夜通し歩き続けた私達は、夜が明けてから、広い野原に流れる小川のほとりで、しばし休憩していた。

すると。

「…ん…」

目を覚ましてから、私は自分がいつの間にか眠ってしまっていたことに気がついた。

そして、もう一つ。

起き上がると同時に、隣に二十音がいないことにも気がついた。

「…!?」

この半年、あの子が私の視界から勝手にいなくなることは一度もなかった。

まさか、私が眠っている間に逃げたのか。

そんなはずは。
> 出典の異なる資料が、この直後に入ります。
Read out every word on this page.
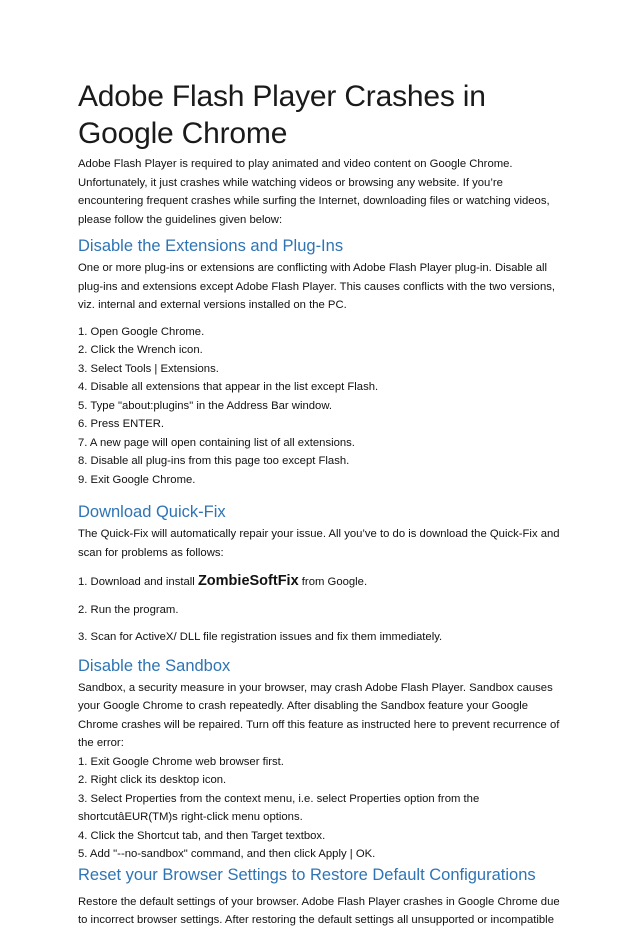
Adobe Flash Player Crashes in Google Chrome

Adobe Flash Player is required to play animated and video content on Google Chrome. Unfortunately, it just crashes while watching videos or browsing any website. If you’re encountering frequent crashes while surfing the Internet, downloading files or watching videos, please follow the guidelines given below:

Disable the Extensions and Plug-Ins

One or more plug-ins or extensions are conflicting with Adobe Flash Player plug-in. Disable all plug-ins and extensions except Adobe Flash Player. This causes conflicts with the two versions, viz. internal and external versions installed on the PC.

1. Open Google Chrome.
2. Click the Wrench icon.
3. Select Tools | Extensions.
4. Disable all extensions that appear in the list except Flash.
5. Type "about:plugins" in the Address Bar window.
6. Press ENTER.
7. A new page will open containing list of all extensions.
8. Disable all plug-ins from this page too except Flash.
9. Exit Google Chrome.
Download Quick-Fix

The Quick-Fix will automatically repair your issue. All you’ve to do is download the Quick-Fix and scan for problems as follows:

1. Download and install ZombieSoftFix from Google.

2. Run the program.

3. Scan for ActiveX/ DLL file registration issues and fix them immediately.

Disable the Sandbox

Sandbox, a security measure in your browser, may crash Adobe Flash Player. Sandbox causes your Google Chrome to crash repeatedly. After disabling the Sandbox feature your Google Chrome crashes will be repaired. Turn off this feature as instructed here to prevent recurrence of the error:

1. Exit Google Chrome web browser first.
2. Right click its desktop icon.
3. Select Properties from the context menu, i.e. select Properties option from the shortcutâEUR(TM)s right-click menu options.
4. Click the Shortcut tab, and then Target textbox.
5. Add "--no-sandbox" command, and then click Apply | OK.
Reset your Browser Settings to Restore Default Configurations

Restore the default settings of your browser. Adobe Flash Player crashes in Google Chrome due to incorrect browser settings. After restoring the default settings all unsupported or incompatible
あの子に、そんなことが出来るはず…。

「…あ」

辺りを見渡して、私は二十音が、少し先で原っぱに座り込んでいるのを見つけた。

あんなところに…。

とりあえず、逃げ出したのではないことが分かったので、良かった。

「二十音」

名前を呼ぶと、二十音はくるりと振り向いた。

その手には、シロツメクサの花を何本か握っていた。

あんなものを、どうして…。

「何をしてるの?こっちにおいで」

嫌がるかと思ったが、手招きすると、二十音は素直にこちらに戻ってきた。

恐らく、私が眠ってしまってつまらないから、一人で遊んでいたのだろう。

あるいは、単にシロツメクサの花が気になっただけなのかもしれない。

しかし。

「…ん」

二十音は、手に握っていたシロツメクサを私に差し出した。

…え?

差し出された数本のシロツメクサに、私はぽかんとしてしまった。

…私に渡そうとしてるのか?

「…」

おずおずとシロツメクサを受け取って、私は二十音の意図を図りかねて、二十音の顔をじっと見つめた。

この無邪気な目を見るに…何か魂胆がある訳ではなさそうだ。

なら…何で私に花を?

好意で渡してくれた…ということなのか?

花なんてもらった記憶がなくて、私はどうして良いのか分からずに、戸惑ってしまった。